In the Supplementary Materials/Additional Discussions section they also mention this:
It remained mysterious that how many times the anatomically modern human migrated out of Africa, since that among the three superhaplogrous C, DE and F, Haplogroup F distributes in whole Eurasia, C in Asia and Austronesia, D exclusively in Asia, while D’s brother clade E distribute mainly in Africa 62, so there are two hypotheses, 1) haplogroups D and CF migrated out of Africa separately; 2) the single common ancestor of CF and DE migrated out of Africa followed by a back-migration of E to Africa.

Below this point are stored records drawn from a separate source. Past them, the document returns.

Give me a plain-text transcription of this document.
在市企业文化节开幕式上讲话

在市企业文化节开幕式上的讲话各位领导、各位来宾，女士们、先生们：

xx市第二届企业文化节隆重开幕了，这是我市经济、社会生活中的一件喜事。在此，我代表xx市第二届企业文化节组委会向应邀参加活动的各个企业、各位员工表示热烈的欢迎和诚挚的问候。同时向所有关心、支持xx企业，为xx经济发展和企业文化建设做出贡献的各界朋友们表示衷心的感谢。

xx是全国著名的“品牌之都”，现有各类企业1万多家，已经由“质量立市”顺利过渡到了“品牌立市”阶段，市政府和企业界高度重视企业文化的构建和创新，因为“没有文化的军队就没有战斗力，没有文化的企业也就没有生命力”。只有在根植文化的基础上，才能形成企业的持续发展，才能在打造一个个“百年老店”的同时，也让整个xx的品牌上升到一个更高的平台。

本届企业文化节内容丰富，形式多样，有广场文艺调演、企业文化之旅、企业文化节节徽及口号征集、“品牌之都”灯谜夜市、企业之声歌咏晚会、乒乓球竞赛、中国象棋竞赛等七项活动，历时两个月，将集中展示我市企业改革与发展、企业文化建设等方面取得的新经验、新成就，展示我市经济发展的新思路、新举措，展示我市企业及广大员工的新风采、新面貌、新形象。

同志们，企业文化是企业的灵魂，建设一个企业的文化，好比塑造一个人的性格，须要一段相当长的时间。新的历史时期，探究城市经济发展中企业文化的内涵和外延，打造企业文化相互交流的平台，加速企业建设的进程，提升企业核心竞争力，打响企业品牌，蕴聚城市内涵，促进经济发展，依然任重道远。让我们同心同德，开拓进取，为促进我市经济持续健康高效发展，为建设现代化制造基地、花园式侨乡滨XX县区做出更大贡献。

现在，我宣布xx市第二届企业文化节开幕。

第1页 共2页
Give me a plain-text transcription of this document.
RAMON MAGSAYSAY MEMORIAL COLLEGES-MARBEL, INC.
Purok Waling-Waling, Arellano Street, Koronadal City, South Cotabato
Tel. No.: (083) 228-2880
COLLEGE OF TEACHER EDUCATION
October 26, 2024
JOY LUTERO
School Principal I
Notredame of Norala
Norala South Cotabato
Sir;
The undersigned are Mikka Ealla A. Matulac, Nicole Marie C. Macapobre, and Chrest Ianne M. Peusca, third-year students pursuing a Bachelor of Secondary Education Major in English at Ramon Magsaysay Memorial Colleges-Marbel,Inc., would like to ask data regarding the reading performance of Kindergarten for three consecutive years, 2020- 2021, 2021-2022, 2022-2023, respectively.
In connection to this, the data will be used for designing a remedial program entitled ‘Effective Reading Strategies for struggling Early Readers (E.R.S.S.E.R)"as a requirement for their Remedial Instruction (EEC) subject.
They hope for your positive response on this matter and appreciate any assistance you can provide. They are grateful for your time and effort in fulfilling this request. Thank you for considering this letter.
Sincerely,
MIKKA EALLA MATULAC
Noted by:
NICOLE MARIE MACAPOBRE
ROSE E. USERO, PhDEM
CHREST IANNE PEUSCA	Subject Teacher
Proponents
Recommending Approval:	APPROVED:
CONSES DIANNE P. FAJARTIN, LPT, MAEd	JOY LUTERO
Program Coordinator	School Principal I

From this study, the short interval between CF/DE and C/F divergences weakens the possibility of multiple independent migrations (CF, D, and DE*) out of Africa, and thus supports the latter hypothesis 63 (Fig. S2 a).
Perhaps the only new material they have from this study that may strengthen the hypothesis of an extra-African origin of haplogroup E is, as they mention, the 'short interval' between the common ancestor of CF and DE and the C/F divergences, however, this 'short interval' is relative to which branch length? They did not compute the interval between the BT common ancestor and the CFDE divergence, in addition, what length of time would be considered too short to disqualify the possibility of multiple independent migrations, and how would this length of time be evaluated? next, what about the cases of DE* found in Nigeria and Guinea-Bissau that they failed to mention here, that is to say, cases found that are neither D or E but are down stream from the YAP+ insertion, how exactly are they to be explained ?

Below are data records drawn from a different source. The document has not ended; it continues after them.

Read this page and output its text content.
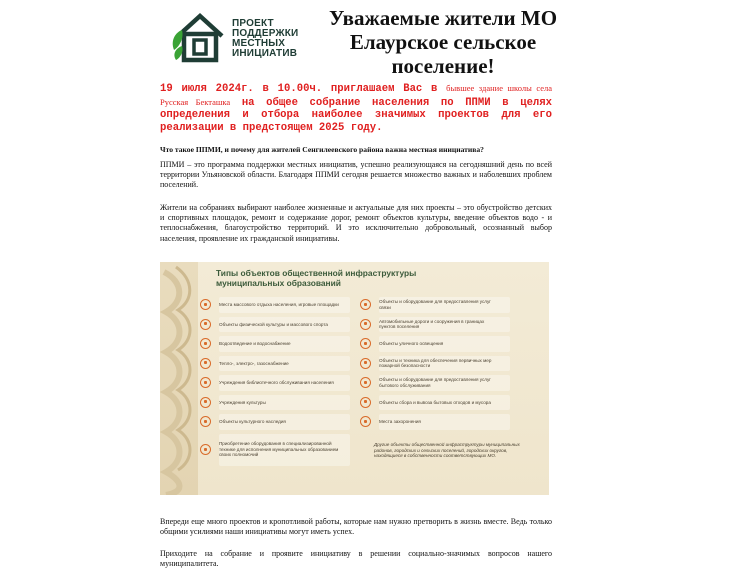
ПРОЕКТ
ПОДДЕРЖКИ
МЕСТНЫХ
ИНИЦИАТИВ
Уважаемые жители МО
Елаурское сельское
поселение!
19 июля 2024г. в 10.00ч. приглашаем Вас в бывшее здание школы села Русская Бекташка на общее собрание населения по ППМИ в целях определения и отбора наиболее значимых проектов для его реализации в предстоящем 2025 году.
Что такое ППМИ, и почему для жителей Сенгилеевского района важна местная инициатива?
ППМИ – это программа поддержки местных инициатив, успешно реализующаяся на сегодняшний день по всей территории Ульяновской области. Благодаря ППМИ сегодня решается множество важных и наболевших проблем поселений.
Жители на собраниях выбирают наиболее жизненные и актуальные для них проекты – это обустройство детских и спортивных площадок, ремонт и содержание дорог, ремонт объектов культуры, введение объектов водо - и теплоснабжения, благоустройство территорий. И это исключительно добровольный, осознанный выбор населения, проявление их гражданской инициативы.
Типы объектов общественной инфраструктуры
муниципальных образований
Места массового отдыха населения, игровые площадки
Объекты физической культуры и массового спорта
Водоотведение и водоснабжение
Тепло-, электро-, газоснабжение
Учреждения библиотечного обслуживания населения
Учреждения культуры
Объекты культурного наследия
Приобретение оборудования в специализированной технике для исполнения муниципальных образованием своих полномочий
Объекты и оборудование для предоставления услуг связи
Автомобильные дороги и сооружения в границах пунктов поселения
Объекты уличного освещения
Объекты и техника для обеспечения первичных мер пожарной безопасности
Объекты и оборудование для предоставления услуг бытового обслуживания
Объекты сбора и вывоза бытовых отходов и мусора
Места захоронения
Другие объекты общественной инфраструктуры муниципальных районов, городских и сельских поселений, городских округов, находящиеся в собственности соответствующих МО.
Впереди еще много проектов и кропотливой работы, которые нам нужно претворить в жизнь вместе. Ведь только общими усилиями наши инициативы могут иметь успех.
Приходите на собрание и проявите инициативу в решении социально-значимых вопросов нашего муниципалитета.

Either way, putting all these questions aside, let us assume that their proposal is correct, how then would this be reconciled with the last paragraph in the actual paper, where they associate M and N mtDNA haplogroups, with the out of Africa expansion, this would mean that if E back migrated, it would have done so with lineages downstream from mtDNA haplogroups M and N, however, many areas in Africa where E- dominates (except for East and North Africa) have, if not zero, close to zero amounts of mtDNA haplogroups M and N, wouldn't we expect to see at least some traces of the mtDNA counter part for this supposed ancient back migration in YDNA haplogroup E dominant areas of Africa other than the East and the North ? In an otherwise good and all around informative paper, I think the authors may have jumped the gun with this particular speculation, perhaps that is why they stuck it into the supplementary section of the paper and not the actual paper itself, as a testament to the highly speculative nature to their supposition.